Nancy Bruner: “Do They Really Want a Change Agent?”

Nancy Bruner blogs on Word | Rap. Her first (and as of this writing, only) post is titled Do They Really Want a Change Agent. Since most lean practitioners are, rightly or wrongly, expected to be change agents, the points she makes caught my eye.

The harsh reality of this is summed up in her second key point:

2. You will spend more time convincing the very people who hired you to make the changes they hired you to make than you will spend competing in the market.

I recall visiting a company a couple of years ago. As I spoke with a number of people, they all had the same question: “How can we go faster?” Yet they already had (have) a world-class expert on staff. “All you need to do,” I told them, “is listen to him and do what he says.”

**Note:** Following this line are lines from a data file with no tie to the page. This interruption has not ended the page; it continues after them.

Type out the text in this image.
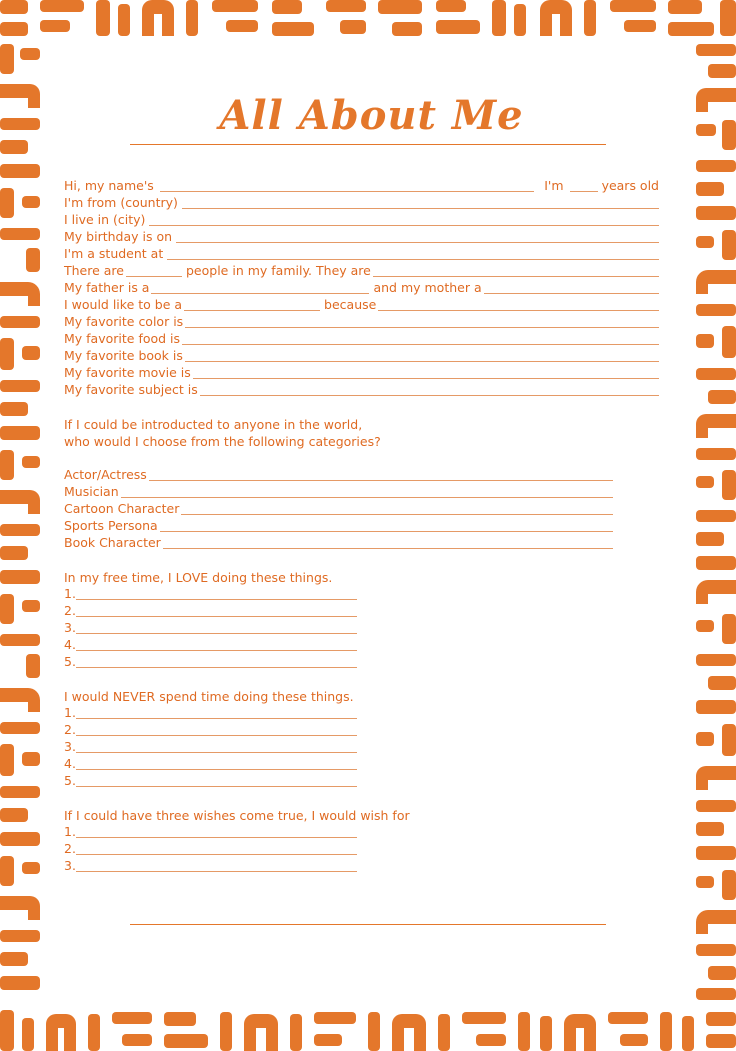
All About Me
Hi, my name's	I'm	years old
I'm from (country)
I live in (city)
My birthday is on
I'm a student at
There are	people in my family. They are
My father is a	and my mother a
I would like to be a	because
My favorite color is
My favorite food is
My favorite book is
My favorite movie is
My favorite subject is
If I could be introducted to anyone in the world,
who would I choose from the following categories?
Actor/Actress
Musician
Cartoon Character
Sports Persona
Book Character
In my free time, I LOVE doing these things.
1.
2.
3.
4.
5.
I would NEVER spend time doing these things.
1.
2.
3.
4.
5.
If I could have three wishes come true, I would wish for
1.
2.
3.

And there was the rub. The company, while wanting to alter their results, was (is) struggling with the idea that the leaders themselves must change the way they manage and lead if they want a different outcome.

This is a common problem.

The other common problem is that the practitioners, while clear on the tools and methods of “lean” are far less clear on exactly what leaders need to do differently other than a vague notion of “support the changes.”

The literature, until recently, has not done much to help with this problem. The practice of leaders is starting to get more definition, but the lean community itself still has a huge inertia behind implementation methods that have been proven, again and again, to fail.

There are change agents within the lean community as well. Not surprisingly, they are finding the same resistance that the practitioners in the field complain about.

Don’t Lose “How To Make Things”

One of the catch phrases in the Toyota culture is “the art of making things.” Everything I have read, and everyone I know who has worked there suggests that “making things” is a passion there that goes beyond a means to make money.

In today’s finance / MBA driven world, I think too many companies are losing sight of the difference between truly creating value vs. simply gathering wealth. They are not the same.

The “makers” of the world are the ones who are creating the incredible breakthroughs we are reading about every day. Making things is a skill that must be practiced, nurtured, focused. With the pace of technology today, the second you are complacent, you are obsolete.

But that isn’t what I am writing about. I want to discuss the consequences.

A company that works to truly create value has to grasp the process of doing so. They have to continuously seek to understand better ways to do it. They gain competitive advantage not merely from making things, but from improving how they make things. Their focus for improvement is a drive toward building the deep skill within the organization.

Finance driven organizations build different skills. They become skilled at developing accounting models, and analyzing them. And those skills may very well serve them for a long time.

But something is lost. When a company’s understanding of its own manufacturing technology becomes superficial, they may very well still make money. The question is whether or not they retain the ability to achieve a breakthrough when one is necessary.

A number of companies out there are well known for a key product breakthrough. Often, though, behind that key product’s success is another breakthrough that enabled that product to be produced economically.

On the other extreme, many a breakthrough invention has failed in the marketplace, not because it was a bad idea, but because the inventor couldn’t make them.

If you are a company that creates value through the conversion of material into products to sell – manufacturing – take a long hard look at the process of making. Are you experts? Do you, or could you design and build your own production equipment? Those skills, that knowledge, once gone is extraordinarily difficult to rebuild.

The alternative is to becoming beholden to the open market’s ability to meet your needs. This might well work if you have a superb relationship with those suppliers. Most companies don’t.

What is your competitive advantage? How do you create the value that is the foundation for all of your profits? How well do you understand that process? Can you fix it when it breaks? Are you making it better every day? Or are you counting on tomorrow being like yesterday?